Wednesday, March 23, 2011

Obama's Tomahawk Chop


Obama's Tomahawk Chop
By Ross Kaminsky on 3.23.11 @ 6:09AM




Q: What sort of world do we live in where America's enemies live in more fear of the French than of us?

A: The world that Barack Obama has long dreamed of.

It's been said by quite a few pundits but it bears repeating: Barack Obama is a clueless internationalist academic whose statements on Libya are incoherent in the literal sense of the word (as George Will noted) and who is sowing a dangerous confusion.

At every opportunity, President Obama is repeating two underpinnings of his Libyan strategy: that the U.S. will give up control of the military operation to a coalition commander at the earliest possible time and that we are not targeting Gaddafi or even aiming for regime change since the UN resolution didn't call for regime change.

First, regarding control: We're spending the most money (130 Tomahawk missiles at over $600K each so far, plus the costs of moving ships and subs and flying jets) and we have the most to lose if this goes badly -- and I don't just mean monetarily. Let me be very clear on this point: Had we not gotten involved, we would have had much less than the Europeans, or even Libya's neighbors such as Egypt and Tunisia, to lose. Now that Obama has committed the U.S. name, the prestige of the U.S. military, in a part of the world whose tendency toward bad behavior is reined in primarily by fear of the power and competency of the U.S. military -- and the will of the U.S. to use it -- a loss would have very bad long-term consequences for us. And a stalemate, which Admiral Mike Mullen, Chairman of the Joint Chiefs of Staff, wouldn't rule out as a possibility on Sunday, is a loss just as the stalemate in Vietnam was.
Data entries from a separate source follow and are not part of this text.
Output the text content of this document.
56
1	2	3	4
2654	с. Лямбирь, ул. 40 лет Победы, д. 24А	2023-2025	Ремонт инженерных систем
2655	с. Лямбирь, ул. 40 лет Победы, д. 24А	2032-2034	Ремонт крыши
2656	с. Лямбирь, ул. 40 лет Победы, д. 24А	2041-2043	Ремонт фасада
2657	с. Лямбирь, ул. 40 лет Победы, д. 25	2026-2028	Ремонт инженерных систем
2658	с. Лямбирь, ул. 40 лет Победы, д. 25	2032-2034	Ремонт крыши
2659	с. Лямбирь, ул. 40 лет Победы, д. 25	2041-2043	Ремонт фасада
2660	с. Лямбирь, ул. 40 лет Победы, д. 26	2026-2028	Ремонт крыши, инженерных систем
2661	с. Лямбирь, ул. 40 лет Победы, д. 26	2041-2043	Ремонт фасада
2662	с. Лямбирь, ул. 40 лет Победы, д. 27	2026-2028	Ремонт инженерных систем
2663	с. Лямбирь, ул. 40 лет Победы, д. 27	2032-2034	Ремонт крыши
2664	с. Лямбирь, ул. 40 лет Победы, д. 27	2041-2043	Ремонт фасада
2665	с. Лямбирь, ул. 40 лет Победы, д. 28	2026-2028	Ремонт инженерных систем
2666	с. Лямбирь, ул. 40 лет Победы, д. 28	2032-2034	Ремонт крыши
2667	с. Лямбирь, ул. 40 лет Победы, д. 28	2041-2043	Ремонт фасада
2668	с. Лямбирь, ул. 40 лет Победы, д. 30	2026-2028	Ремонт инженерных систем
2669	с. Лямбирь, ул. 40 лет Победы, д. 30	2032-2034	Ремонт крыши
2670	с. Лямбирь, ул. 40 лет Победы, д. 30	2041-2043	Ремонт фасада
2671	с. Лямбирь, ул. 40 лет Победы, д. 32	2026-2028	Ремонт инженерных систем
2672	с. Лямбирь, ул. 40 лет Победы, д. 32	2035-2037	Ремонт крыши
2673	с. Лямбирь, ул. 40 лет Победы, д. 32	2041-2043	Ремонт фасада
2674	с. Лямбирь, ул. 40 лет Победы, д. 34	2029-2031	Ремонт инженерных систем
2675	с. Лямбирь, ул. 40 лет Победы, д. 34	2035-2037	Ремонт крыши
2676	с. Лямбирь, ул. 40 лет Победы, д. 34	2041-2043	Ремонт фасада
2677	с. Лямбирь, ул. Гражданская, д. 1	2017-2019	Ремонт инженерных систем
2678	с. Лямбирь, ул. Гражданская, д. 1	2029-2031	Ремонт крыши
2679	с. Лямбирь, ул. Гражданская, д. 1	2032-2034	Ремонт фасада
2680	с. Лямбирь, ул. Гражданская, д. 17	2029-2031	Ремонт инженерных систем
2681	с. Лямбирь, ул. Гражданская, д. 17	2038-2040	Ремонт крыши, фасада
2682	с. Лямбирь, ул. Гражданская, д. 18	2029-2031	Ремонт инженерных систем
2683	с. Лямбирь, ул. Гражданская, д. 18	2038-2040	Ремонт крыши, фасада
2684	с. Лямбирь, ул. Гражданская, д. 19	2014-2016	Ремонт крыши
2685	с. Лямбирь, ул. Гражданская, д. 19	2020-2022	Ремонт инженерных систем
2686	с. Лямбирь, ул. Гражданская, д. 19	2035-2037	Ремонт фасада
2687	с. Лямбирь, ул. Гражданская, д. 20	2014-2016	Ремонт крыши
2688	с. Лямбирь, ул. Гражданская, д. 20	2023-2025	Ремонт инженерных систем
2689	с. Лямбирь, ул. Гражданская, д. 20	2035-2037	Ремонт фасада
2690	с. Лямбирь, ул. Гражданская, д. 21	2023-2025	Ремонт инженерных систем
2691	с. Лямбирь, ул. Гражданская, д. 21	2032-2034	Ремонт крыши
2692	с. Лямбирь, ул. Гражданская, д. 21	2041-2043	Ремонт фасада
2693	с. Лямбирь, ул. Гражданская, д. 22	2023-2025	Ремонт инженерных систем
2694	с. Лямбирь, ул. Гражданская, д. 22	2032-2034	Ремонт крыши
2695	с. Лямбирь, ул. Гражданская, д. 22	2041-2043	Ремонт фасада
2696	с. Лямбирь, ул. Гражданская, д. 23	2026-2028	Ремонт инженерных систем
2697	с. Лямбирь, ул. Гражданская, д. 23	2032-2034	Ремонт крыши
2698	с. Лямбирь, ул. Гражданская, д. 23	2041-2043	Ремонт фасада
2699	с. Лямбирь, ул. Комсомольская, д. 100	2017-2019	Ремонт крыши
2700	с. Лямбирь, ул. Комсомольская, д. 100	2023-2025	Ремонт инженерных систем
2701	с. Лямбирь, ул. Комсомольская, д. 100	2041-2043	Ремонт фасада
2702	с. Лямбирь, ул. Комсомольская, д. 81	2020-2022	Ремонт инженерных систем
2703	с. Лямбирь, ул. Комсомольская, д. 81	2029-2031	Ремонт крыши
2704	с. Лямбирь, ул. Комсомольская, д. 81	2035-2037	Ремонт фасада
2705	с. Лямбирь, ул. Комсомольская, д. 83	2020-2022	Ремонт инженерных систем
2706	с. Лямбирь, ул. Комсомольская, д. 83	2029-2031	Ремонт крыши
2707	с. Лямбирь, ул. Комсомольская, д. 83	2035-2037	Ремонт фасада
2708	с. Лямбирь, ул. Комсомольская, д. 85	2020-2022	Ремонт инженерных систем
With so much to lose, it's unconscionable that Obama would hand control of the mission over to a non-U.S. commander.

Furthermore, from a technical level, President Obama and Hillary Clinton have each pointed out repeatedly that the U.S. has "unique capabilities" to bring to bear in Libya. This is certainly true. We have technology, especially relating to intelligence gathering and signal jamming, that nobody else has. How could it possibly make sense to give command over a technology to a foreign general or admiral who can't have adequate knowledge of those systems' capabilities and limitations since he's never had to learn about them in depth, never having anticipated being put in charge of something his country doesn't have?

Obama is going out of his way to make sure the U.S. doesn't appear to be a bully and doesn't appear to be, or be acting as, superior to other nations. To put it plainly, that's a horrible strategic and tactical error, though not a surprising one from a man who has never had a real job, never lived in the real world in an experiential sense (at least not in America), and repeatedly disdained America's leading position in the world. This is simply the latest step in Obama's endless march to turn us into part of the EU under the thumb of a world government.

Regarding targeting Gaddafi and regime change, It CAN'T be that the goal is not regime change, and it shouldn't be that we say explicitly that we're not targeting Gaddafi... even if we're not. Without regime change, the "coalition," which is to say the U.S., will be stuck in an endless quagmire of no-fly zones and soon-to-be-needed peacekeeping forces. In other words, if the UN resolution is aimed at protecting civilians, and if Gaddafi remains in power, then the mission will never be completed. Thus, arguing that the mission is to save Libyan civilians is inconsistent with not aiming directly for regime change, if not aiming directly for Gaddafi's head with a .50-caliber Browning sniper rifle.

If Obama wants to send a message about targeting, he should say "We are not targeting Gaddafi today. However, our coalition partners are allowed to set their own target priorities." Even if Obama doesn't have the courage to kill the mass-murderer, the only chance -- albeit a slim one -- of Gaddafi's voluntarily giving up power is if he believes that he and his family suffer serious risk of a high-speed lead injection. Telling him that he's not at such risk poses an analogous tactical risk as telling the Taliban that we're pulling out of Afghanistan in July. The latter lets the enemy just wait us out; the former lets him operate with an impunity that a man who should be rotting in hell should most certainly not be feeling.

I would also suggest that Obama's main points about control and targeting are politically stupid on his part. He's not going to get any serious challenge for the 2012 presidential nomination, though some far-left loon like Dennis Kucinich might nominally give it a shot. This means that he should be doing everything in his power to recapture the independent vote who so stunningly abandoned him and his party in November.

By putting himself in a position where any and every Republican hopeful will castigate him for the control and regime change issues, President Obama is letting his future political opposition pick at an already festering scab and his biggest existing weakness: the perception that he is not a leader, that he cannot make a decision, and that Michelle Obama expressed the family's true deep-seated feeling of never having been proud of the United States of America other than for its brief fawning over The One.